Sunset in Santa Cruz, CA. Photo by Eddie Wong.
In time he met Jennifer, and she was good for him. They got married, had two kids, and moved to the Bay Area, and in time Susan had met a nice Filipino guy from Daly City. Ever since then, Doug and Susan just avoided being in the same place at the same time. Their old friends know and respect that, but there was no way you could have known about what had happened.

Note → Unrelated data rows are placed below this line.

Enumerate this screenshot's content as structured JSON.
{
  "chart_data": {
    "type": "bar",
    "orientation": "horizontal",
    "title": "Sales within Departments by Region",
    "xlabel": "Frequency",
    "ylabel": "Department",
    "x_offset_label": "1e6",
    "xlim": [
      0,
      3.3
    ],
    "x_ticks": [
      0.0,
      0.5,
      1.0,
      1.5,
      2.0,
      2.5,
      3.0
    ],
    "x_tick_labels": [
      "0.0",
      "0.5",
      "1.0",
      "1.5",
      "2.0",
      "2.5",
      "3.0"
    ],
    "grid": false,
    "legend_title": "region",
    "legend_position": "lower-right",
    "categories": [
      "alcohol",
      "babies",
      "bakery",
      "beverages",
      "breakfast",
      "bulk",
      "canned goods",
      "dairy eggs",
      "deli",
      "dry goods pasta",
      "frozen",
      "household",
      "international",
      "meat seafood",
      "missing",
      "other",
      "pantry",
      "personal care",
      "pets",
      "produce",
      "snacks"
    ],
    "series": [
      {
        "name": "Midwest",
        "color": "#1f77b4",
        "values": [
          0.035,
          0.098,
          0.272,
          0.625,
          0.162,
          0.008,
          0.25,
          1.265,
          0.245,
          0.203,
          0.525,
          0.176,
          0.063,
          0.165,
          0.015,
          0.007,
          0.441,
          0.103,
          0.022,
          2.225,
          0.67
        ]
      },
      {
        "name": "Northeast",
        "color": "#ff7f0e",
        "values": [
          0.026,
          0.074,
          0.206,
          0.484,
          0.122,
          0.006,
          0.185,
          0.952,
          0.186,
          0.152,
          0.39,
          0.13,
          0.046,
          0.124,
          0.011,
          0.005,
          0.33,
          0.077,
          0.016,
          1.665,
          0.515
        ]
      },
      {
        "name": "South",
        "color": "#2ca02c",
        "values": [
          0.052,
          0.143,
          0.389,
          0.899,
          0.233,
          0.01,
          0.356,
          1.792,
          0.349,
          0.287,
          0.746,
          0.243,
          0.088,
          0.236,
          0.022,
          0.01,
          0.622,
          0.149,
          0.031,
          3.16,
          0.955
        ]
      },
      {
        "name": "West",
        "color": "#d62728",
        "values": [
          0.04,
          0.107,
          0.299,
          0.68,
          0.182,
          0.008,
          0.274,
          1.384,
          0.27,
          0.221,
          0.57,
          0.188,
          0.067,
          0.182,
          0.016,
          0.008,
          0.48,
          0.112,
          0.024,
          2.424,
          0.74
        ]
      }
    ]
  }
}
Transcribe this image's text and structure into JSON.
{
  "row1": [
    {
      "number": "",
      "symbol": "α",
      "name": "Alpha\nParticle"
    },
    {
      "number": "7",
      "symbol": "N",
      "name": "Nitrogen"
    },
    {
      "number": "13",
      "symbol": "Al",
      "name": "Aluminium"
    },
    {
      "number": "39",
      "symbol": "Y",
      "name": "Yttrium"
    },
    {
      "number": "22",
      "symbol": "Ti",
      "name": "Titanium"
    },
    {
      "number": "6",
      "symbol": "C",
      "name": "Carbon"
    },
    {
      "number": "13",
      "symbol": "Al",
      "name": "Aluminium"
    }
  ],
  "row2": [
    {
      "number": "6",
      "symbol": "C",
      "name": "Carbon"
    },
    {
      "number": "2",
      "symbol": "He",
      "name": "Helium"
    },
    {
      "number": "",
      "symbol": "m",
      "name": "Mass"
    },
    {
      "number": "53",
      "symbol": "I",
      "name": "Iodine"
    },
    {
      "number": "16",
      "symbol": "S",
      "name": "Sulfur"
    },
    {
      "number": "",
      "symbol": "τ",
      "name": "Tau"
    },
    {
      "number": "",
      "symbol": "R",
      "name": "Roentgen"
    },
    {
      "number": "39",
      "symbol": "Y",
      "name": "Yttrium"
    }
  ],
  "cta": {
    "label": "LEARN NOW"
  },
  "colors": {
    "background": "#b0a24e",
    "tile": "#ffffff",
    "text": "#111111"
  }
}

I punched Doug’s number and explained that my wife had made a mistake. He was under no obligation to come. He was silent for a minute and then quietly asked,
“How does Susan look now-a-days?” I mentioned,
“Her hair is grey now, but she looks great, her grandson is a computer Techie in Silicon Valley and her daughter has two boys, she does Yoga…” Doug cut in.
“Thanks, but never mind, maybe it’s better if I don’t know.”
Author’s bio: Charlie Chin is an author, singer/songwriter, and master storyteller. He served as the Community Education Director at the Museum of Chinese in America in New York City and as Artist-in-Residence at the Chinese Historical Society of America in San Francisco. He is the author of several children’s books, including China’s Bravest Girl (1992) and Clever Bird (1996).
Chinese American wedding banquet appetizer called the Four Seasons Platter.